The self-introduction is a short description the person interviewed gives of him/herself.
It must be taken as an assumption, a personal option that tries to meet a consistent
vision these people have about themselves. In it, the different selfs are projected - the
wished self, the real one, the realised one, the expected one etc.-and some dimensions
will appear that will guide the understanding of the person and his/her actions. The
biographical interview is an strategy that allows us to reflect and remember episodes of
one’s life. It is where the person tells things about his/her biography (personal , scholar,
familiar, relationships) within the frame of an open exchange of information with the
interviewer. The people interviewed are encouraged to the reconstruction of their own
lives through a set of thematic issues (school experience, facilities and difficulties found
along it, current familiar life, future familiar life, etc) that constitute their lives. The
focusing interview follows the previous technique. In it, another conversation, once the
previous technique has been deeply reviewed, is held once again with the aim of
clarifying the issues which were not clear enough at the first stage (the appraisal of a
certain episode, time and space where the facts took place, the event or episode itself).
The analysis of a picture chosen by the interviewed him/herself allows to talk about one
or various issues pointed out by them as interesting in their lives (that’s why they
choose a certain picture but any other one). It also allows them to reflect on their wishes
and vital expectations. The biograma brings together a collection of chronological
events considered as specially significant for a proper understanding of the life of the
subject. It is a graphical structure that includes spaces and times which, from the current
perspective of the interviewed have kept configuring his/her life together with the
current appraisal of each of them.
In a second stage we expect the participants to became co-researchers of their own life.
For this to be carried out, they are asked to decide themselves the ways and the people
who may provide us more knowledge on their own life. Thus, they decide new
techniques (based on the word or image of persons, institutions and significant places
for them) that make part of their own “book of life”. Naturally, this second part is likely
to be very heterogeneous according to the methods and formats in which the
information is presented, but it is at the same time the most in keeping one with the
individual tastes of each person. At the same time at this stage, the subjects undertake a
main role in the research abandoning the passive role they played in traditional research.

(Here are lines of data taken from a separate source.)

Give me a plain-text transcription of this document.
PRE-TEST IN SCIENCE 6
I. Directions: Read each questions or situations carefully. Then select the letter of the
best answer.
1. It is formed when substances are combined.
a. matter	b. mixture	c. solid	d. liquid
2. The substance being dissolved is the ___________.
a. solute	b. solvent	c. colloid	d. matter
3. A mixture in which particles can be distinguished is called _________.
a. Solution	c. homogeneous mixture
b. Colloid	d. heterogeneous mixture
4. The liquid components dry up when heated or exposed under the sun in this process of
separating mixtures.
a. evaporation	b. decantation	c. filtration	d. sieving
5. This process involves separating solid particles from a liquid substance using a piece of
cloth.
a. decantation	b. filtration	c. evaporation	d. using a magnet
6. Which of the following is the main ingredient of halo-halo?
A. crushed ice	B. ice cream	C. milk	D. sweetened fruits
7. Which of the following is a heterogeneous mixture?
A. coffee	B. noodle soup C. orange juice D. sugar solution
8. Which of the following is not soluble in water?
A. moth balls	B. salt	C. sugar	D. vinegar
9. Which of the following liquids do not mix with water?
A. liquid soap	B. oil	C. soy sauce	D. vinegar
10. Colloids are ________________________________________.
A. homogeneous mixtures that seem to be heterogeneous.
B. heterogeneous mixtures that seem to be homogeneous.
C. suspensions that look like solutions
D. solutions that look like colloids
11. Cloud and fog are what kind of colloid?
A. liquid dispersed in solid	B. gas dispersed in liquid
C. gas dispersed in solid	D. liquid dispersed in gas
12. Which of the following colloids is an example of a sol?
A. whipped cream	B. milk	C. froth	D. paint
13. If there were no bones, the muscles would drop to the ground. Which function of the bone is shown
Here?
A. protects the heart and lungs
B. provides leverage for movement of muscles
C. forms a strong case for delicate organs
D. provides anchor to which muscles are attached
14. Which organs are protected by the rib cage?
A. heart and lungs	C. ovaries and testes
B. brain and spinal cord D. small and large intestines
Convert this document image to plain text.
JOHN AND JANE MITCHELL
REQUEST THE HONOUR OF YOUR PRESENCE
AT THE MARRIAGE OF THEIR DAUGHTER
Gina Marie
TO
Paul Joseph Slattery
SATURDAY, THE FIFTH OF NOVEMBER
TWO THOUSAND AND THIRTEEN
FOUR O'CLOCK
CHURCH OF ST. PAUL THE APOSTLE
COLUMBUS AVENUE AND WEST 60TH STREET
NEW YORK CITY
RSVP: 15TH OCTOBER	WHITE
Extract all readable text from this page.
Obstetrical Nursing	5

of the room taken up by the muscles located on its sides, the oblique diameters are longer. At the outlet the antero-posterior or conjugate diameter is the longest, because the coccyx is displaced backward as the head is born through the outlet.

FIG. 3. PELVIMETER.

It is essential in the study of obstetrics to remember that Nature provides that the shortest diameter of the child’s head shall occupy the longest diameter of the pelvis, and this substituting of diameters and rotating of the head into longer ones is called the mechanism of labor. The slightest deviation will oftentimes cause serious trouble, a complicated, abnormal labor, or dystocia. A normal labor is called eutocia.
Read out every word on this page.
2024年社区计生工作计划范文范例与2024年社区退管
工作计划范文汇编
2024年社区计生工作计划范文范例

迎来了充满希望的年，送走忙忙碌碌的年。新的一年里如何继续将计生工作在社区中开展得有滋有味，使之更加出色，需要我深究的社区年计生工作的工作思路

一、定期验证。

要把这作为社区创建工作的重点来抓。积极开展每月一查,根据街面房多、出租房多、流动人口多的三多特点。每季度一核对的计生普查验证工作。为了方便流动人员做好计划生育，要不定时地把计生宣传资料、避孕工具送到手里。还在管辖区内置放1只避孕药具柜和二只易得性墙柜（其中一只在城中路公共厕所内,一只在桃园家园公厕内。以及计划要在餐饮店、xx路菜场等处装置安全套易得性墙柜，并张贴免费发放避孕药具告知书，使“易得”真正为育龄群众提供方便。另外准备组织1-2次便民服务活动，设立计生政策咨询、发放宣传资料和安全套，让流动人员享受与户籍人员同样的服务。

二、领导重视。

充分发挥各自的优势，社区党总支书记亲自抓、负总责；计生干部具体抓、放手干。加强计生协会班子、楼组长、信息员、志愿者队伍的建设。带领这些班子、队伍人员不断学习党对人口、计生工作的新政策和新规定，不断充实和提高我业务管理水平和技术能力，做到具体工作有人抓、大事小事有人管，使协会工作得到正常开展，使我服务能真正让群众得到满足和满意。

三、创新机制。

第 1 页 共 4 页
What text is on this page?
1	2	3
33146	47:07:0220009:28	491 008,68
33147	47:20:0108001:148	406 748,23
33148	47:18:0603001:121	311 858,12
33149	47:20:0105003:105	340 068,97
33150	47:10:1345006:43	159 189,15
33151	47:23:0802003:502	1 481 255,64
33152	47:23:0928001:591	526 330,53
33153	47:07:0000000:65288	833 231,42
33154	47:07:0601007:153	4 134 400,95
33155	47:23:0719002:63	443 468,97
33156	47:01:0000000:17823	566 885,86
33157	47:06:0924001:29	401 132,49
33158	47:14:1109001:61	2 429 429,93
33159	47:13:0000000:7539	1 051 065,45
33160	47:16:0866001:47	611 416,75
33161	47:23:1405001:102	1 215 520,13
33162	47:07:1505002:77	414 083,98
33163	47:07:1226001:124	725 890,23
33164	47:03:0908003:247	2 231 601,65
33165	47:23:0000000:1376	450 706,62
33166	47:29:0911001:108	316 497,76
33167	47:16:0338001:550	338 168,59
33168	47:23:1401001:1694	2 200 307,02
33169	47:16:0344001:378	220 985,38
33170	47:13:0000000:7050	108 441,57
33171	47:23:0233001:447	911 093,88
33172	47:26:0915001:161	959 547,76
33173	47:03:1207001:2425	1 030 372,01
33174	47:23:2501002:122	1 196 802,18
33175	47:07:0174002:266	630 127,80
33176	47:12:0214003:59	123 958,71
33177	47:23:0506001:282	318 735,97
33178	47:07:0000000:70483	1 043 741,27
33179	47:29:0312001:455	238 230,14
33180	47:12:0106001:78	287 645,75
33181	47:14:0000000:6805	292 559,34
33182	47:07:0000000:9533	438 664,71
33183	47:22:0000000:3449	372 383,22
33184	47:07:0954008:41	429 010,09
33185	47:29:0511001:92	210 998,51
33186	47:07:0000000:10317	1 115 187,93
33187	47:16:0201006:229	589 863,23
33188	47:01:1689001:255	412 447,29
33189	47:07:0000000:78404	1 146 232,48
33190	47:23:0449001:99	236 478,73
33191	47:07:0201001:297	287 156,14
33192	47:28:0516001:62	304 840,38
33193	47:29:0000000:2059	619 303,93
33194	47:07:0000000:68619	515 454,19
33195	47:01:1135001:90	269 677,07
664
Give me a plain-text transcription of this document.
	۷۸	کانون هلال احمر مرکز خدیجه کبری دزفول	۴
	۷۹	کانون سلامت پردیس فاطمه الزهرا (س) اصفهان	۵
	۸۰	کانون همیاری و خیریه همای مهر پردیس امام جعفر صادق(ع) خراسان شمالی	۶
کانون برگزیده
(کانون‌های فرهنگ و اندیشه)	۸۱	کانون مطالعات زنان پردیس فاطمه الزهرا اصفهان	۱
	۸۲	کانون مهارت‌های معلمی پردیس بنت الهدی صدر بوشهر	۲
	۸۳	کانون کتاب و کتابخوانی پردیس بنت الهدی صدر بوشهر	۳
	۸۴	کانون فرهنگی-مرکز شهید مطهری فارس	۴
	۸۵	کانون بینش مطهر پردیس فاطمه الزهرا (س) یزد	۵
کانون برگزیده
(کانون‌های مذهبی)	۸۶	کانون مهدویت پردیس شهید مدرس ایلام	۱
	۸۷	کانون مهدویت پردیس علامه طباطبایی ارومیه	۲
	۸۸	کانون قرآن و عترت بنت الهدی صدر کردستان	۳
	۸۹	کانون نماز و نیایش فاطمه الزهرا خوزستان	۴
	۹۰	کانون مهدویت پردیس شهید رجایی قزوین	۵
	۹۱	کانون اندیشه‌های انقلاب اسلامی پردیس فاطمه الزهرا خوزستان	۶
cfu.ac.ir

All as a whole makes a wide heritage of information that is structured through thematic,
interpretative, and chronological coding. This coding allows us to carry out a double
analysis: individual analysis (Life History of each participant) and comparative analysis
among groups.
Thus, firstly, we obtain an individual report of each case in which the main barriers and
aids towards inclusion experimented by the students are stated. This individual report is
an authentic life history to which original information with regard to their own lives is
added and decided by the participants themselves.
Subsequently, we will do comparative analysis that affect the self-introductions,
biogramas (lines of life) , analysis of the redundancies in the scholar and social barriers,
as well as in the aids for inclusion.